Fruit + Fermentation: A gift from the gods
Since the dawn of civilization, humans have been fascinated by alcohol; first observing the natural fermentation process in fruits (yeasts + sugar = ethanol), and then harnessing that technology for reproduction and use in society. Evidence of beer and wine cultivation by ancient civilizations in China, Georgia, and Mesopotamia dates back as early as the 3rd century B.C. Grapes and berries were the first fruits used, but in the New World, agave, and in Northern Europe, honey, were also utilized for fermentation. While delicious, the naturally fermented product was not very potent, topping off at 18% ABV (the level at which the ethanol killed off the yeast in the fermented mixture). And thus, for thousands of years, the natural fermentation process was the only means of alcohol production, until…
Distillation: A more refined approach
Originally developed by the Greeks in the 2nd century AD as a means of water purification, the distillation process was applied to wine in 12th century to create brandy.
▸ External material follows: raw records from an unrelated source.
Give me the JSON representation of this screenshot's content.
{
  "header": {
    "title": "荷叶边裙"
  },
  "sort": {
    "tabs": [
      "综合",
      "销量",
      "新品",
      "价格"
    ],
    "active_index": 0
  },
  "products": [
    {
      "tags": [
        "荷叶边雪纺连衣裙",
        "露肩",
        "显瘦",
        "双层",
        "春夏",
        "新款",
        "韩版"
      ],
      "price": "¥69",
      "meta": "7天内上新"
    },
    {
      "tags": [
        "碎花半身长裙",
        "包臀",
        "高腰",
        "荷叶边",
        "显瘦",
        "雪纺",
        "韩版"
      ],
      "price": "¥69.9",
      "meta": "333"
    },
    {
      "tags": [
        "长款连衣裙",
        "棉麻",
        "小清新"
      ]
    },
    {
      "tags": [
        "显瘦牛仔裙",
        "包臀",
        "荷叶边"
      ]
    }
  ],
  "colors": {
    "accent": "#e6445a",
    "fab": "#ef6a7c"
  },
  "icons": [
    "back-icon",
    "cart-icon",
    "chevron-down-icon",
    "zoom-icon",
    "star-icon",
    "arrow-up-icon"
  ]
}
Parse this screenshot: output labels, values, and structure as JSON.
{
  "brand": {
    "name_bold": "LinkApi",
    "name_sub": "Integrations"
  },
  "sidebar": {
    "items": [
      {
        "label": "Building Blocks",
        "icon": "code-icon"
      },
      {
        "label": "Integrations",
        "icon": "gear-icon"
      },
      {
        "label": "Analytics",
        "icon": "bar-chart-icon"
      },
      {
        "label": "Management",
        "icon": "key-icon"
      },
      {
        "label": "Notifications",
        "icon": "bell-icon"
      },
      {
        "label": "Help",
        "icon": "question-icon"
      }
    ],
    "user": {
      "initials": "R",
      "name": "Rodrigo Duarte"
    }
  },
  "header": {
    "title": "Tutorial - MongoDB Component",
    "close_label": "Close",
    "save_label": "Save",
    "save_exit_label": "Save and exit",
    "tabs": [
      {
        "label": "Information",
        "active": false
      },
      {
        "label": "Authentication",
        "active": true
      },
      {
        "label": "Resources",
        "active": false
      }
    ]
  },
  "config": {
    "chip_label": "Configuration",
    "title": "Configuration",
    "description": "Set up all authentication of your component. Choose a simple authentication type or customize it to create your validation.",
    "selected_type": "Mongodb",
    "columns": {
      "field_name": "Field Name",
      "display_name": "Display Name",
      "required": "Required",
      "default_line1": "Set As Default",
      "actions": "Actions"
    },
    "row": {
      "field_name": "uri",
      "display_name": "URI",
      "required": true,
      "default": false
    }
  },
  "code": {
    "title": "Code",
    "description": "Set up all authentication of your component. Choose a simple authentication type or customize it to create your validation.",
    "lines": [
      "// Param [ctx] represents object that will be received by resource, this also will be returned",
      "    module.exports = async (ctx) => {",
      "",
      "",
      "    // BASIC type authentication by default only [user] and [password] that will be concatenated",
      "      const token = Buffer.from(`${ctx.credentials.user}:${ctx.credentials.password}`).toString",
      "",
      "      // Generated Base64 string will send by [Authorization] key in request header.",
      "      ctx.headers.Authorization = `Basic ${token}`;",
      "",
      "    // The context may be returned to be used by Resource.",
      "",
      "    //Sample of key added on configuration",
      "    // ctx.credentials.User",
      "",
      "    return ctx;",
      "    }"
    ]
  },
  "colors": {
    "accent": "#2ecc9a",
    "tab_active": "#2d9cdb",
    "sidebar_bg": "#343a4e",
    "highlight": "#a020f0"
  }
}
The process, at its most basic form, involves heating a liquid (in this case a fermented mixture) to water’s boiling point, and allowing the water in the liquid to turn to steam, at which point it travels to a separate receptacle, leaving behind a more potent alcoholic mixture. The term “spirits” traces its origin to the ghost and spirit-like qualities of the gaseous water vapor being removed through distillation. Through trial and error, different distillation processes were developed to yield different types of spirits.
Cocktail: An origin story
As spirits became more potent, their palatability decreased. Imbibers wished to concoct potent elixirs pleasing to the taste, and thus the ‘cocktail’ was born. One of the earliest descriptions of a ‘cocktail’ can be found in the early 19th century publication The Balance and Columbian Repository (New York), where it is described as a blend of a distilled spirit, bitters, water, and sugar. This definition is quite similar to what we now know as the “Old Fashioned”. Widely recognized as the purest and eldest expression of a cocktail in its stripped down form, the Old Fashioned remains one of the most popular and quintessential drinks of all time – as popular today as it ever was.